Senior Director, Analytical Development

About This Role 

As the Senior Director and Head of Analytical Development for Small Molecules & Antisense Oligonucleotides, you will spearhead the advancement and refinement of analytical methods and control strategies critical to our small molecule and antisense oligonucleotide portfolio. Reporting to the Head of Pharma CMC Development and Regulatory, your leadership will be instrumental from R&D transition through to commercialization. You will offer comprehensive expertise in product characterization, ensuring robust support throughout the product lifecycle and in response to comparability assessments. Your role extends to testing commercial products and establishing an early phase clinical testing team under phase-appropriate GMP controls.  

What You’ll Do

• Lead and qualify analytical methods for the small molecule and antisense oligonucleotide portfolio. 

• Ensure processes for documenting and transferring analytical methods to Quality Control and external facilities are in place. 

• Characterize new products to support regulatory submissions and lifecycle comparability. 

• Provide leadership to a scientific team of 20+ individuals, managing workload, productivity, and regulatory compliance. 

• Support clinical to commercial analytical methods, improving productivity, reliability, and managing complex investigations. 

• Drive innovation in analytical method development for small molecules and antisense oligonucleotides. 
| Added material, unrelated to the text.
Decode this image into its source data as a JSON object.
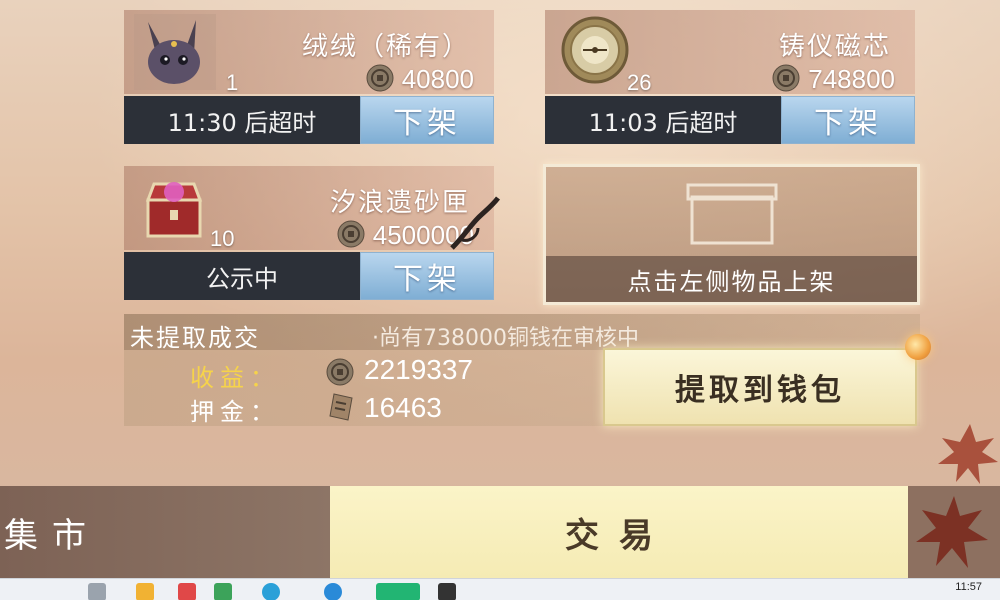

• Oversee critical sections of IND and NDA submissions, and respond to health authority inquiries. 

Who You Are

You are a seasoned leader with a rich background in analytical development, with experience in small molecules and antisense oligonucleotides. Your leadership skills have been honed through years of managing and nurturing large teams. You approach challenges with a solutions-focused mindset and have a history of effectively responding to regulatory agencies. A continuous improvement mindset propels you to strive for excellence in all aspects of your work. You are adept at guiding organizational change and possess the qualities of a strong mentor and coach for a dynamic team. LI-CC#1

Required Skills: 

• A minimum of 15 years of experience in pharmaceutical/biopharmaceutical analytical development. 

• A minimum of 3 years of experience working with small molecule or antisense oligonucleotides 

• At least 6 years of experience in a managerial capacity 

• Extensive expertise in analytical method development and control strategy for small molecules and/or antisense oligonucleotides. 

• In-depth knowledge of analytical methods and regulatory requirements. 

• Strong analytical and problem-solving abilities. 

• Proven track record in preparing Module 3 sections for regulatory submissions. 

• Bachelor’s degree in a related field  

Preferred Skills: 

• PhD is preferred. 

• Demonstrated ability in leading cross-functional teams and projects. 

• Experience in driving operational excellence and process optimization within a team. 

• Capability to foster innovation and integrate new technologies into analytical development practices. 

The base salary range for this position is $220,000 - $303,000. Base salary offered is determined though an analytical approach utilizing a combination of factors including, but not limited to, relevant skills & experience, job location, and internal equity. 

Regular employees are eligible to receive both short term and long-term incentives, including cash bonus and equity incentive opportunities, designed to reward recent achievements and recognize your future potential based on individual, business unit and company performance.  In addition to compensation, Biogen offers a full and highly competitive range of benefits designed to support our employees and their families' physical, financial, emotional, and social well-being; including, but not limited to: 

• Medical, Dental, Vision, & Life insurances
• Fitness & Wellness programs including a fitness reimbursement   
• Short- and Long-Term Disability insurance 
• A minimum of 15 days of paid vacation and an additional end-of-year shutdown time off (Dec 26-Dec 31)
• Up to 12 company paid holidays + 3 days off for Personal Significance
• 80 hours of sick time per calendar year
• Paid Maternity and Parental Leave benefit
• 401(k) program participation with company matched contributions
• Employee stock purchase plan   
• Tuition reimbursement of up to $10,000 per calendar year  
• Employee Resource Groups participation     

Why Biogen?

We are a global team with a commitment to excellence, and a pioneering spirit. As a mid-sized biotechnology company, we provide the stability and resources of a well-established business while fostering an environment where individual contributions make a significant impact. Our team encompasses some of the most talented and passionate achievers who have unparalleled opportunities for learning, growth, and expanding their skills. Above all, we work together to deliver life-changing medicines, with every role playing a vital part in our mission. Caring Deeply. Achieving Excellence. Changing Lives.

At Biogen, we are committed to building on our culture of inclusion and belonging that reflects the communities where we operate and the patients we serve. We know that diverse backgrounds, cultures, and perspectives make us a stronger and more innovative company, and we are focused on building teams where every employee feels empowered and inspired. Read on to learn more about our DE&I efforts.

All qualified applicants will receive consideration for employment without regard to sex, gender identity or expression, sexual orientation, marital status, race, color, national origin, ancestry, ethnicity, religion, age, veteran status, disability, genetic information or any other basis protected by federal, state or local law. Biogen is an E-Verify Employer in the United States.